Q: Quelles ont été les principales difficultés attendues ou imprévisibles au départ ?
Didier Jourdain: « Nos prises de risques ont été à la mesure de l’enjeu, c’est-à-dire pendant 30 jours au-delà des normes. Nous avons emprunté certaines voies devant lesquelles nous aurions calé dans une course en montagne +normale+. Nous avons pris toutes les décisions en commun. Même si nous avions tout prévu et envisagé au départ, nos incertitudes ont été permanentes jusqu’au dernier jour, quant à la durée de l’expédition, notre stock de nourriture, la résistance du matériel et des hommes, les inconnus d’une météo imprévisible, violente et toujours changeante. Nous ne savions pas que nous pouvions physiquement et mentalement aller aussi loin ».

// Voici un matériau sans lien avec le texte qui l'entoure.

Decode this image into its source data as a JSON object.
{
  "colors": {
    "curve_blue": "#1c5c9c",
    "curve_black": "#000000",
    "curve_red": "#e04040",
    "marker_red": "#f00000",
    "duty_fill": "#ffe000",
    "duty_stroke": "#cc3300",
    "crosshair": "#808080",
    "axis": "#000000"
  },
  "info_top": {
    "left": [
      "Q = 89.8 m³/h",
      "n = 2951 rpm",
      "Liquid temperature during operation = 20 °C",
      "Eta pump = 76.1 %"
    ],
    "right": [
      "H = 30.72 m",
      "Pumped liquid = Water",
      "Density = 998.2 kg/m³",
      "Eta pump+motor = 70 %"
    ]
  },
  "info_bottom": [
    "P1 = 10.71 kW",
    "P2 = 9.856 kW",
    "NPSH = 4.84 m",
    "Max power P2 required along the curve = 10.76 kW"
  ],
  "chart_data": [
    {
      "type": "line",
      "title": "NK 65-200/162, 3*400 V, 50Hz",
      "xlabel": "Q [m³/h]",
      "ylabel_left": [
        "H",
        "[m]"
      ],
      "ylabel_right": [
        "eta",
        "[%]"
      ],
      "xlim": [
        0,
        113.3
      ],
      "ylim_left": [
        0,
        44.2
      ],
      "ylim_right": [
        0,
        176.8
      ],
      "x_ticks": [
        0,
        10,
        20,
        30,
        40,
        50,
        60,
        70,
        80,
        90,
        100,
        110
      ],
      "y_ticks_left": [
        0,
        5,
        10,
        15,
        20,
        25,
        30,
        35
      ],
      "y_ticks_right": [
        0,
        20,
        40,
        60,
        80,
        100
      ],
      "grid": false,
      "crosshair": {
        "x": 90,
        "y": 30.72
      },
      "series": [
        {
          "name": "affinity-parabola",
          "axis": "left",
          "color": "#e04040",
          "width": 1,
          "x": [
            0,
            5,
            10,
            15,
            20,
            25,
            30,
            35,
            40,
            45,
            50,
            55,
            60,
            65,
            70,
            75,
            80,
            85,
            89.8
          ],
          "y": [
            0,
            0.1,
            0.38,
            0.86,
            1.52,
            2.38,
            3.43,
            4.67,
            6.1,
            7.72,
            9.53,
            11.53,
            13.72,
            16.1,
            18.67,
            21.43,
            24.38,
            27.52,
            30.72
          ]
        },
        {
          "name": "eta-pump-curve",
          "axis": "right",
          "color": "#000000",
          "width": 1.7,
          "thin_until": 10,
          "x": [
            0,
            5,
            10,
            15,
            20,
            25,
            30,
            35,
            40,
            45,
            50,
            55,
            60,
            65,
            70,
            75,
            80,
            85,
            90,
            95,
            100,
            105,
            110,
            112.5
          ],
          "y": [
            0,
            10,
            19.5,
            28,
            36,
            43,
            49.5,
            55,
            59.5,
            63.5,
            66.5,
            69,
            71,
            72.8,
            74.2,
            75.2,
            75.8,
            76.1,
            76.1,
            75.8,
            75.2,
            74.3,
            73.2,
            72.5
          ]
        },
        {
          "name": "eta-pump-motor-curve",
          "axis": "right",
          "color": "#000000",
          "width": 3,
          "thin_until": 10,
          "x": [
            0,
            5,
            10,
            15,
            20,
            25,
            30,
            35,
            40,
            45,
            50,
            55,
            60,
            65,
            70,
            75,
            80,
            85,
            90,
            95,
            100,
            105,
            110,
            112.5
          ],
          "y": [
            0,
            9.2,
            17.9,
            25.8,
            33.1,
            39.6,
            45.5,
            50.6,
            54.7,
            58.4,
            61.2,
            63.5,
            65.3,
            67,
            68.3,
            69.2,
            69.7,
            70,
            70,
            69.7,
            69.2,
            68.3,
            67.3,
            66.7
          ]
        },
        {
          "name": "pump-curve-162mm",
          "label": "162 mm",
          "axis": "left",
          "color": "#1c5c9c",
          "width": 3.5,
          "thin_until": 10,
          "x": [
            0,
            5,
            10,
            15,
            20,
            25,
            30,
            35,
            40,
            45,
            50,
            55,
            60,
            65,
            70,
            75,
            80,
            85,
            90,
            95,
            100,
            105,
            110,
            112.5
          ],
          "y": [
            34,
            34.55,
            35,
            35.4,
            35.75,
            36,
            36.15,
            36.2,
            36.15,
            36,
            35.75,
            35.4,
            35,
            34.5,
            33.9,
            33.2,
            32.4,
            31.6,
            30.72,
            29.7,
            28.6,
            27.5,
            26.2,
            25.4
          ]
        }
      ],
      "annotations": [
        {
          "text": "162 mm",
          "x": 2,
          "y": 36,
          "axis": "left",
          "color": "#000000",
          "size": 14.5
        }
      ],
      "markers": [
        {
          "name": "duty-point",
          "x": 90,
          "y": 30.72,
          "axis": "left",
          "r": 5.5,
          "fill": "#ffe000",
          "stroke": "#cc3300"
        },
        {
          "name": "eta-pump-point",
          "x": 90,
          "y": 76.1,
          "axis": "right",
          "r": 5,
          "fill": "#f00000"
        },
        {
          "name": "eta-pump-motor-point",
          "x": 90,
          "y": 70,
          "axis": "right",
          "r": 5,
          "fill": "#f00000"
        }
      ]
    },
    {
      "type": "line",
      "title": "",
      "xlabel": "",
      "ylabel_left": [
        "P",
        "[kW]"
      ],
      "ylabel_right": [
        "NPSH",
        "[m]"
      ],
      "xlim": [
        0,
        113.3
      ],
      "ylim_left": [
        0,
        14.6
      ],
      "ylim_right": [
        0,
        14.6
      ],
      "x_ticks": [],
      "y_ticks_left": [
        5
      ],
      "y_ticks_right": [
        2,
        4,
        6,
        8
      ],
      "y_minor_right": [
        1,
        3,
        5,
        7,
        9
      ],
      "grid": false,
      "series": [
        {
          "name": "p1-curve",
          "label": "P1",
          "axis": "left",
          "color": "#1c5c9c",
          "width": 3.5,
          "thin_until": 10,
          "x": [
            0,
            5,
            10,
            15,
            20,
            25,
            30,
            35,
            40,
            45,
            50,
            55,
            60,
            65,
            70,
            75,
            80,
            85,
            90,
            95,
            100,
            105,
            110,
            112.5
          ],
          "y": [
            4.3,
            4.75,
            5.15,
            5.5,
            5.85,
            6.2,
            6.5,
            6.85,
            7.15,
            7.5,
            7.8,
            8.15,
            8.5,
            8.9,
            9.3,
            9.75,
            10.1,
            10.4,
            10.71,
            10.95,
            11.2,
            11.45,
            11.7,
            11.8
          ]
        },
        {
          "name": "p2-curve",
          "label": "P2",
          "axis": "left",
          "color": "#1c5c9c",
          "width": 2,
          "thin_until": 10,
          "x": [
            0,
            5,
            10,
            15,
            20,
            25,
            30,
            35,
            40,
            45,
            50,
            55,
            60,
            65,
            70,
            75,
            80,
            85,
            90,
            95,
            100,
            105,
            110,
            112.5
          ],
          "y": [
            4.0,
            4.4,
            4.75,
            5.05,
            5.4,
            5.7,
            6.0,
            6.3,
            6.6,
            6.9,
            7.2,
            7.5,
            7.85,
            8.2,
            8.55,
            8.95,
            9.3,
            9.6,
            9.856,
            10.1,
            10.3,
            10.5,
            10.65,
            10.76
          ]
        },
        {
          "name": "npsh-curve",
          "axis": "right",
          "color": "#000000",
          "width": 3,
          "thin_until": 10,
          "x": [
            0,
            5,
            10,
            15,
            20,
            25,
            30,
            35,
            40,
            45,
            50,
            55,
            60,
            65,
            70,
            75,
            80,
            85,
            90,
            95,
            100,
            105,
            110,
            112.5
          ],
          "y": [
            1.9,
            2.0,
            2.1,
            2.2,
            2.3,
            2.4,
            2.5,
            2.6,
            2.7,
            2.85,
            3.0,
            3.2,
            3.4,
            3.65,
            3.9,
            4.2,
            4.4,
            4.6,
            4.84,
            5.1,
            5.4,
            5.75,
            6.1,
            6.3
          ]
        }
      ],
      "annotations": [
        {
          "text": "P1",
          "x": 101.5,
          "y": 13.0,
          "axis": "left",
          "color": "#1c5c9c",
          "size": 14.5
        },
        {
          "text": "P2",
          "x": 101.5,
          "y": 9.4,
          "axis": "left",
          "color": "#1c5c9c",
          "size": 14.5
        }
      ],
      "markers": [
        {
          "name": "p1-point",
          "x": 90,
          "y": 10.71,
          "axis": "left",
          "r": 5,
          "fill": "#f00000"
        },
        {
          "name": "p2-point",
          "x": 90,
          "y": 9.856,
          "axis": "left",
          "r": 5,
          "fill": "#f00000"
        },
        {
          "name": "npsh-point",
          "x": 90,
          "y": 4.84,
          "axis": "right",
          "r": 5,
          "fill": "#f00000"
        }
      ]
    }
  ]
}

Q: Avez-vous frôlé l’échec ?
Didier Jourdain: « Oui, tous les jours. Nous n’avons jamais été assurés du succès. Nous n’avons jamais eu la moindre marge dans aucun domaine. Nous sommes passés là ou nous devions passer, sous les chutes de séracs, les risques d’avalanches, les pièges des crevasses… Nous avons joué les funambules sur les crêtes jamais parcourues et toujours sous un vent soufflant parfois à 120 km/h. Nous avons toujours été sur le fil de Darwin, ainsi que nous avions baptisé l’expédition ».